Bouchera Baibanou est une femme accomplie avec un sacré tempérament. Et il en faut pour réussir une carrière professionnelle comme la sienne, elle est ingénieur en informatique et télécommunication et diplomée en gestion à HEC Montréal.

Et il en faut beaucoup plus sur le plan sportif  pour se fixer l’objectif  de planter le drapeau marocain sur les sept sommets les plus élevés du monde. L’Everest et l’Annapurna compris.  

Nous publions cet entretien passionnant à l’occasion de la performance réalisée il y a une semaine dans la chaîne de l’Himalaya, l’ascension  du mont Lhotse, le quatrième le plus haut du monde puisqu’il culmine à 8516 m.À 53 ans, la native est plus que jamais au sommet de son art.
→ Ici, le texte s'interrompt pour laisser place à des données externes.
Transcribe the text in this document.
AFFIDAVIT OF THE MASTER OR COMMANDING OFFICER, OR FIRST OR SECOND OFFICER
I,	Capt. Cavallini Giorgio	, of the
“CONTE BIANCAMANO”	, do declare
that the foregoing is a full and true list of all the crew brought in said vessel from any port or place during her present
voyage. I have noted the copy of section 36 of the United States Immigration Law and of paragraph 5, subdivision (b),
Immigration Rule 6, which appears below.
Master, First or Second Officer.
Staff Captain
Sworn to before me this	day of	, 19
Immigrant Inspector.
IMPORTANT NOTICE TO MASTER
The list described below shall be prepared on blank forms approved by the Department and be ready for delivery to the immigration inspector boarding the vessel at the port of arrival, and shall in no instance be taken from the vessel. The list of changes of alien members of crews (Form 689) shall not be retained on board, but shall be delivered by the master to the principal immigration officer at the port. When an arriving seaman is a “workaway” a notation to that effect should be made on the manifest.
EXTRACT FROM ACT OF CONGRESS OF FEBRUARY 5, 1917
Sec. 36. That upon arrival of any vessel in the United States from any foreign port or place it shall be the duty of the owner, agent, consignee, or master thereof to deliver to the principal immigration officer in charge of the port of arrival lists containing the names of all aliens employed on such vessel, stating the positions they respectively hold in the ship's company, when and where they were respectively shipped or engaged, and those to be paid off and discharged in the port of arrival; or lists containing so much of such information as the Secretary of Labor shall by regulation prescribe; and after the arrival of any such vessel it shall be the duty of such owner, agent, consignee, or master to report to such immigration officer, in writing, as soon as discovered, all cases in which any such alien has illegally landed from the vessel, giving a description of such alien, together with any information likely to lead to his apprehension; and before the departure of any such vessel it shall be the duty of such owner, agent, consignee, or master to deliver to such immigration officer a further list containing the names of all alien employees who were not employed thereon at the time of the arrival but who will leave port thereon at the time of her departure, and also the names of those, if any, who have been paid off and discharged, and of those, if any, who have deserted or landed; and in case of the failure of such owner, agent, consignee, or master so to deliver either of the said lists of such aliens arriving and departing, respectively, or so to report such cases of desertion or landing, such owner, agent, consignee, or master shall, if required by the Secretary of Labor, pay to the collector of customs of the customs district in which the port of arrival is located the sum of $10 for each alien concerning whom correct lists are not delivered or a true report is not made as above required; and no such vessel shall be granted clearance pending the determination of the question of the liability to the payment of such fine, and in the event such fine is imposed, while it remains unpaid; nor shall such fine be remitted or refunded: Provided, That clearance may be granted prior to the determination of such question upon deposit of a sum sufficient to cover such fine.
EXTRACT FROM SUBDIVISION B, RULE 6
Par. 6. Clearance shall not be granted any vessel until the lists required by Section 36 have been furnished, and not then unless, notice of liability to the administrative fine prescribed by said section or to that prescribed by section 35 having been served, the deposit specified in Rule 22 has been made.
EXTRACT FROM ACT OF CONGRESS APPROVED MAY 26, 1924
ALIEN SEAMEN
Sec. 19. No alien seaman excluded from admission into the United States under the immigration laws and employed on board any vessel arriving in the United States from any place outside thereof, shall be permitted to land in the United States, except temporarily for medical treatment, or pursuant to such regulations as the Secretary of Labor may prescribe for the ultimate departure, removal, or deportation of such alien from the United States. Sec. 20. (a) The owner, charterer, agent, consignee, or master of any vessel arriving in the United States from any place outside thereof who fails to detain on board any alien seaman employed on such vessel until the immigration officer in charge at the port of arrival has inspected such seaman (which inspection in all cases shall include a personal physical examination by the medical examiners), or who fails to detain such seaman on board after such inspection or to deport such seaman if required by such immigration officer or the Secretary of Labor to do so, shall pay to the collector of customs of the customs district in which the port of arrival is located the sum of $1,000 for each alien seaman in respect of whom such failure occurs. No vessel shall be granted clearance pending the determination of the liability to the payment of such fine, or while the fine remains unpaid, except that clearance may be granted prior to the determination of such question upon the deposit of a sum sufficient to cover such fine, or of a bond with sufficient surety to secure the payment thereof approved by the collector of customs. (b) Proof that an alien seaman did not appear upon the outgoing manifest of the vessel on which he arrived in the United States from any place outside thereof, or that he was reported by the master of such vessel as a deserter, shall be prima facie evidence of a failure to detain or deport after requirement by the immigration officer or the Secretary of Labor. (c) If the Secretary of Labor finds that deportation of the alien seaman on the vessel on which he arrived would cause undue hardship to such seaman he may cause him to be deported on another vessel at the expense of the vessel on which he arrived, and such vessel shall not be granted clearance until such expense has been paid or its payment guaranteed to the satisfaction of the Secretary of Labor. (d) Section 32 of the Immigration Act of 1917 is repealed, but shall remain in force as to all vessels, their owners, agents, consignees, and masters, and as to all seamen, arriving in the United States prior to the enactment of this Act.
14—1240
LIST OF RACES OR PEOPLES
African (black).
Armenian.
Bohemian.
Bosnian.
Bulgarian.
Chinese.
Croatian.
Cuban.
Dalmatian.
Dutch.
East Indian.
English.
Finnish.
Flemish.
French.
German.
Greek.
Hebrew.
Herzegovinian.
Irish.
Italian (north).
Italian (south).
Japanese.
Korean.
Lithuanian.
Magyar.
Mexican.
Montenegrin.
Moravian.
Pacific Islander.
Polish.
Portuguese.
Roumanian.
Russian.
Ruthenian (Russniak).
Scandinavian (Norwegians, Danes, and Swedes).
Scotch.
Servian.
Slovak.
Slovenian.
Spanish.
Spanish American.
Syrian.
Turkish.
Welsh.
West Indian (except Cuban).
Paroles d’une championne hors du commun. Surnommé à juste juste “La Dame des Pics”

 

Bouchra a planté le drapeau du Maroc sur les 7 sommets les plus hauts de la planète

 

Méditerranéennes Magazine. Comment en êtes-vous arrivée à vous  rapprocher des sports de montagne et à devenir  une alpiniste  confirmée ? 

Bouchera Baibanou : “Je n’ai pas choisi l’alpinisme,c’est lui qui m’a choisi. C’était notamment lors d’une expérience de grimpe en colonie de vacances. J’ai vraiment apprécié me retrouver dans la nature dans le cadre d’une randonnée.

A 26 ans, j’ai donc voulu poursuivre cette expérience plus intensément et je me suis retrouvée à gravir le plus haut sommet du Maroc, le Tubkal. Sans préparation ni équipements digne de ce nom  je me suis lancée dans cette aventure avec une amie.

Et là, j’ai ressenti une connexion unique avec la nature. J’ai été bouleversée par la splendide vue sur le Maroc. Et là, quelque chose à vibré à l’intérieur de moi. A partir de ce jour, j’ai compris que la montagne serait comme une amie et qu’elle  allait m’accompagner dans toutes mes initiatives.

J’étais alors animée par la découverte et, grâce à la montagne, je me suis découverte moi-même : mes limites, mon potentiels, mes ressources, ma persévérance, ma gratitude envers le Divin. Et ainsi je me suis lancée dans un énorme challenge : gravir les 7 plus grands sommets du monde !

J’ai osé rêver grand et être la première femme du Maroc à gravir les 7 plus élevés sommets du monde. Pour que ce rêve soit une réalité, je devais devenir une  grande alpiniste. Après le Kilimandjaro, je suis partie me former sur le Mont Blanc pour aiguiser mes compétences. Et vous connaissez la suite.

Quelles sont les contraintes auxquelles vous avez dû faire face,particulièrement dans une société qui laisse une place plutôt réduite aux femmes  ?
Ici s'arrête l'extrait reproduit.